Treating Osteoarthritis With Medication: What You Need to Know
The goal of osteoarthritis (OA) treatment is to manage symptoms, prevent joint damage, and to help patients retain and regain function, mobility and independence. In addition to lifestyle changes and surgical intervention, there are many different medicinal options for treating OA symptoms and pain.
Here is some information on the types of medication choices you have, including the side effects. Learning about your options will help you to start conversations with your doctor about how you can better manage OA and minimize its impact on your life.
Analgesic medications block pain by interfering with the brain’s pain signals. There are three different types of analgesics for treating osteoarthritis: acetaminophen, topical analgesics, and opioid analgesics.
Acetaminophen is available over-the-counter (OTC) for treating mild to moderate osteoarthritis pain. Acetaminophen has no effect on inflammation but it is a better choice if you have Aspirin or NSAID sensitivity, have a history of gastrointestinal tract disease, and or take anticoagulants (medications for preventing blood clots).

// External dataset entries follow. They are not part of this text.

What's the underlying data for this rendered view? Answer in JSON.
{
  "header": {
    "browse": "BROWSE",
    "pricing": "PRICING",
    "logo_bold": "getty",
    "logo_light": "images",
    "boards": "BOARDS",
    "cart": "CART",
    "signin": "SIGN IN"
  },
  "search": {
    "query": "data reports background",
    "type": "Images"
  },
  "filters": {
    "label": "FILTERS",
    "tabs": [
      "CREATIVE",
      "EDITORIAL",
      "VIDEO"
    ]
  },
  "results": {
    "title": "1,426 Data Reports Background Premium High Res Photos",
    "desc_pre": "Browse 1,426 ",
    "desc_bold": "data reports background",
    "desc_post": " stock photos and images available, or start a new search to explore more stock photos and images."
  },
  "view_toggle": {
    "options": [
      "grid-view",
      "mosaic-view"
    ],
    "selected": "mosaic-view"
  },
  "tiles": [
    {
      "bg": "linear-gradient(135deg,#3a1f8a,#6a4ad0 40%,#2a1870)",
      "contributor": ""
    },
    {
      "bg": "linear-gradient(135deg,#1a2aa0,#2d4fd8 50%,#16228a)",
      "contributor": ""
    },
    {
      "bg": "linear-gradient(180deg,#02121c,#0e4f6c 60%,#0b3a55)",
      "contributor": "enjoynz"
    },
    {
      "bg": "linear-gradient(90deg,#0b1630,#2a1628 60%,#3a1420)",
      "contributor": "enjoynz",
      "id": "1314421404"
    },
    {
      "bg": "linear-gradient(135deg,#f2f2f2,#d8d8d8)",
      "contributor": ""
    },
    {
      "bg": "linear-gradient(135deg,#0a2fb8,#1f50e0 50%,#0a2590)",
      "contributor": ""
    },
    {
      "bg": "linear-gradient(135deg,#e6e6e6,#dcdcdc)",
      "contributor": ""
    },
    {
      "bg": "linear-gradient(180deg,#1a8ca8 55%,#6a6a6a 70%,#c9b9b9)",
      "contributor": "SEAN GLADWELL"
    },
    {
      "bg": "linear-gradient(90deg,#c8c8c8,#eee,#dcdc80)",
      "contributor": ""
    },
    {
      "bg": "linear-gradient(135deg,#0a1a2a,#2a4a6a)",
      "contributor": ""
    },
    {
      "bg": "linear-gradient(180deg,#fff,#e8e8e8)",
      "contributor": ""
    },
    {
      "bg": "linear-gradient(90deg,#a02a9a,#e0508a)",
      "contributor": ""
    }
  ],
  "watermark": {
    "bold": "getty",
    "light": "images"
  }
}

You should stop taking acetaminophen if you experience nausea, vomiting, stomach pain, lightheadedness, sweating, fainting, weakness, unusual bruising and bleeding, and yellowing of skin or eyes and call your doctor.
Topical analgesics are used for osteoarthritis pain in joints located just below the skin, such as the knees and fingers. They are not effective for joints that are deeper, i.e. the hips.
Capsaicin, a commonly used topic analgesic, is the active material derived from hot chili pepper. It comes in a variety of OTC creams and works to reduce the pain in endings and lessens osteoarthritis pain in about 33 percent of people.
It could take at least two weeks before you see results with capsaicin. Side effects include burning, stinging, and redness.
Opioid analgesics are available by prescription only and should be used as your doctor prescribes. Your doctor will consider opioid analgesics when other treatments have not worked to control your OA pain or if you are unable to take NSAIDs.
No research has found them effective for long-term use in managing OA pain and restoring function, so they should only be used for short periods.
Opioid pain relievers pose side effects, including the risk for addiction. More common side effects are constipation, dizziness and drowsiness, feeling faint, nausea and vomiting.
Nonsteroidal Anti-inflammatory Drugs (NSAIDs)
NSAIDs are the most effective treatments for OA pain and inflammation. Because they present an increased cardiovascular risk, NSAIDs are often prescribed at the lowest effective dosage.
Common over-the-counter NSAIDs are ibuprofen and naproxen. NSAIDs relieve pain and reduce inflammation, but their long-term side effects are far worse than acetaminophen.
Long-term use of NSAIDs may lead to stomach bleeding and kidney damage, in addition to increasing your risk for heart attack and stroke.
Cyclooxygenase-2 selective inhibitors, more commonly known as COX-2 inhibitors, are a type of NSAID. These directly target COX-2, the enzyme responsible for inflammation.
Celecoxib is the only COX-2 inhibitor available in the United States. Its effectiveness is similar to that of NSAIDs with the reduced risk for gastrointestinal side effects, and it works better than analgesics, this according to researchers out of University of Southern California.
Like NSAIDs, celecoxib poses a cardiovascular risk. Research also shows it increases blood pressure in hypertensive patients.
Less serious side effects include upset stomach, digestive issues, headache, nervousness, and mild skin rash. You should report symptoms of chest pain, shortness of breath, coughing up blood, frequent urination, severe skin rash, and black, bloody or tarry stools to your doctor immediately.
Duloxetine, a selective serotonin and norepinephrine reuptake inhibitor (SNRI), has recently emerged for treatment of OA pain. SNRIs increase serotonin and norepinephrine, natural substances of the brain, believed to stop pain signal messages.
The U.S. Food and Drug Administration (FDA) approved Duloxetine in 2010 as an effective treatment for chronic musculoskeletal pain for treating OA and chronic low back pain.
Common side effects of duloxetine are nausea, dry mouth, drowsiness, sleep issues, constipation, fatigue, and dizziness. More serious side effects include liver damage, allergic reactions, pneumonia, and depression, but these have affected less than one percent of patients.